Marianne bleibt den ganzen Tag unsichtbar, erst am nächsten Morgen ist sie wieder auf dem Damm, denn nun kommen die Berichterstatter in dichten Schwärmen, jeder Zug speit eine Menge von ihnen aus, jeder Küstendampfer bringt eine ansehnliche Fracht. Die Gassen des Fischerdorfes wimmeln von ihnen, der Strand ist von ihnen übersät. Bar le Guines ist ein neues Babel, in dem alle Sprachen durcheinanderschwirren. Sie ballen sich in schwarzen Klumpen um Haberdietzl, um Marianne, um Zangerl, sogar um Herrn Rummel, der ihnen als alter vertrauter Freund des Helden und der Heldin viel Wissenswertes mitzuteilen hat. Ein Glück, daß Haberdietzl seine Probefahrten hinter sich hat.

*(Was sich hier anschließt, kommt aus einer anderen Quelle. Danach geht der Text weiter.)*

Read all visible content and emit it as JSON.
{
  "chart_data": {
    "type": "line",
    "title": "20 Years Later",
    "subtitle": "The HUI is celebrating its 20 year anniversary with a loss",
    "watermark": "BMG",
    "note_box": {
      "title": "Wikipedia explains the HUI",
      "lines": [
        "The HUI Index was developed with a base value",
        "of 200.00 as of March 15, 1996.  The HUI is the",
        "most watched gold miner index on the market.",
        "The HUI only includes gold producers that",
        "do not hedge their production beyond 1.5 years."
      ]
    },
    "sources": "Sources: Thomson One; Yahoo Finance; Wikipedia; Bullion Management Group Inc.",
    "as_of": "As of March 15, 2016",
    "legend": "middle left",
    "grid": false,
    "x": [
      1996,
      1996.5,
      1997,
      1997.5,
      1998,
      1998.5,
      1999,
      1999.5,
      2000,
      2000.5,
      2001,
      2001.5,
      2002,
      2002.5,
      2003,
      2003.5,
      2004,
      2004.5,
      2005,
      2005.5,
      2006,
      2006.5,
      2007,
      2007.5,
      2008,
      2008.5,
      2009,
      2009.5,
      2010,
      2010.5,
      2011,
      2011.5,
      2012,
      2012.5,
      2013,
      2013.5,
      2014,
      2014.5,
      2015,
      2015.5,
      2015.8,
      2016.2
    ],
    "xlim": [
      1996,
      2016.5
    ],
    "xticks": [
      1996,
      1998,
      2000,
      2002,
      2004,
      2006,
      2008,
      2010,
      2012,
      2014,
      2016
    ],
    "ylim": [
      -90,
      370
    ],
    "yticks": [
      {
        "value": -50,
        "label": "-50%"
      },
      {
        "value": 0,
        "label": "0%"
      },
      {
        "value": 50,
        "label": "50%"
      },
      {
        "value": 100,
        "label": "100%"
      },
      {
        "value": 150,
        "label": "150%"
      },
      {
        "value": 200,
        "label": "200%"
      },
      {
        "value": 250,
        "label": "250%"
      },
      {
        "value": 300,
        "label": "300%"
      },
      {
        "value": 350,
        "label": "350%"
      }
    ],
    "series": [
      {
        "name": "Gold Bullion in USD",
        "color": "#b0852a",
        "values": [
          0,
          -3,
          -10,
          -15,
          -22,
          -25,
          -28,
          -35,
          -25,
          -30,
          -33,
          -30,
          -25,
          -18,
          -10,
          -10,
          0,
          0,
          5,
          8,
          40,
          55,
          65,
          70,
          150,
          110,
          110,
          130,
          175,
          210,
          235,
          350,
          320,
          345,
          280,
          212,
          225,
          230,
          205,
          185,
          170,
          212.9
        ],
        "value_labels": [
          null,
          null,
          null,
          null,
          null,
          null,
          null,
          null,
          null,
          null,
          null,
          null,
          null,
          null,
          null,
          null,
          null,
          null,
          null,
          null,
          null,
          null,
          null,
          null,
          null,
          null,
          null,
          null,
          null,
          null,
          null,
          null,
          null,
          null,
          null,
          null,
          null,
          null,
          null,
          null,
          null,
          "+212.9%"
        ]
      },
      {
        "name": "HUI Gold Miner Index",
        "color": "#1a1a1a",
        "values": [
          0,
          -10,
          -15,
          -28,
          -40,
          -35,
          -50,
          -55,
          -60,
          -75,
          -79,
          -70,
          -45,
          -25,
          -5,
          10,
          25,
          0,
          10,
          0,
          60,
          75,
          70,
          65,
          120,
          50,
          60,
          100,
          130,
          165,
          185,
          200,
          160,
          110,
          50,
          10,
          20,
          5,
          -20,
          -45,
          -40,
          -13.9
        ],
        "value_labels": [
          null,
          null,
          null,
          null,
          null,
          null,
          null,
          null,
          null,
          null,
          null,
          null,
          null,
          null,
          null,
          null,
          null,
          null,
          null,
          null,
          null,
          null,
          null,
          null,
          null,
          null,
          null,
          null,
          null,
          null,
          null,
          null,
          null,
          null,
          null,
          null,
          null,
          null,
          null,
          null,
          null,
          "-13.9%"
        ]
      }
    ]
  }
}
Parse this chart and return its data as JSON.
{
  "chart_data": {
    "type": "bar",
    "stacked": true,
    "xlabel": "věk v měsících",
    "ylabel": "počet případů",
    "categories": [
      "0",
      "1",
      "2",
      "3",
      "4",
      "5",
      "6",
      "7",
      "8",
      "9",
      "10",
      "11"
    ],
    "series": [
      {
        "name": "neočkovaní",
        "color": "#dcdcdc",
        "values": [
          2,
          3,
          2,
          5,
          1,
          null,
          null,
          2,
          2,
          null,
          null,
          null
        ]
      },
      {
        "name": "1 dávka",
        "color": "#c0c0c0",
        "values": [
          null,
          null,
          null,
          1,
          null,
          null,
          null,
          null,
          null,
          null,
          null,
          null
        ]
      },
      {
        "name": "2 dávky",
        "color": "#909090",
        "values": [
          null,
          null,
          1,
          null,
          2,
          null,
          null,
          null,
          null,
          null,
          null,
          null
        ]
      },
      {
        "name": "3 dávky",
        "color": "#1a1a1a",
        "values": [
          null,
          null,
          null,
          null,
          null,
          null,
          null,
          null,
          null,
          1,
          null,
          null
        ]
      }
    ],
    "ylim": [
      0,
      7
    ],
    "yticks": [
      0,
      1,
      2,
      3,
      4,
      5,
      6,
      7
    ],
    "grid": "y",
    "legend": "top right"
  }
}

»Nein, das ist nicht auszuhalten«, stöhnt Haberdietzl am Abend. Er ist vollständig gebrochen, und Zangerl hat aus einigen Fischern eine handfeste Garde gebildet, die den Zugang zur Terrasse seines Gasthofes verteidigen muß. Sie sitzen zu dritt um eine Flasche Bordeaux und sind gegen den Strand durch einen Windschirm gedeckt. Sie müssen auf den Anblick des Meeres verzichten, aber Haberdietzl tut es nicht ohne Windschirm, denn unten vor der Terrasse treiben sich die Knipseriche in Scharen herum.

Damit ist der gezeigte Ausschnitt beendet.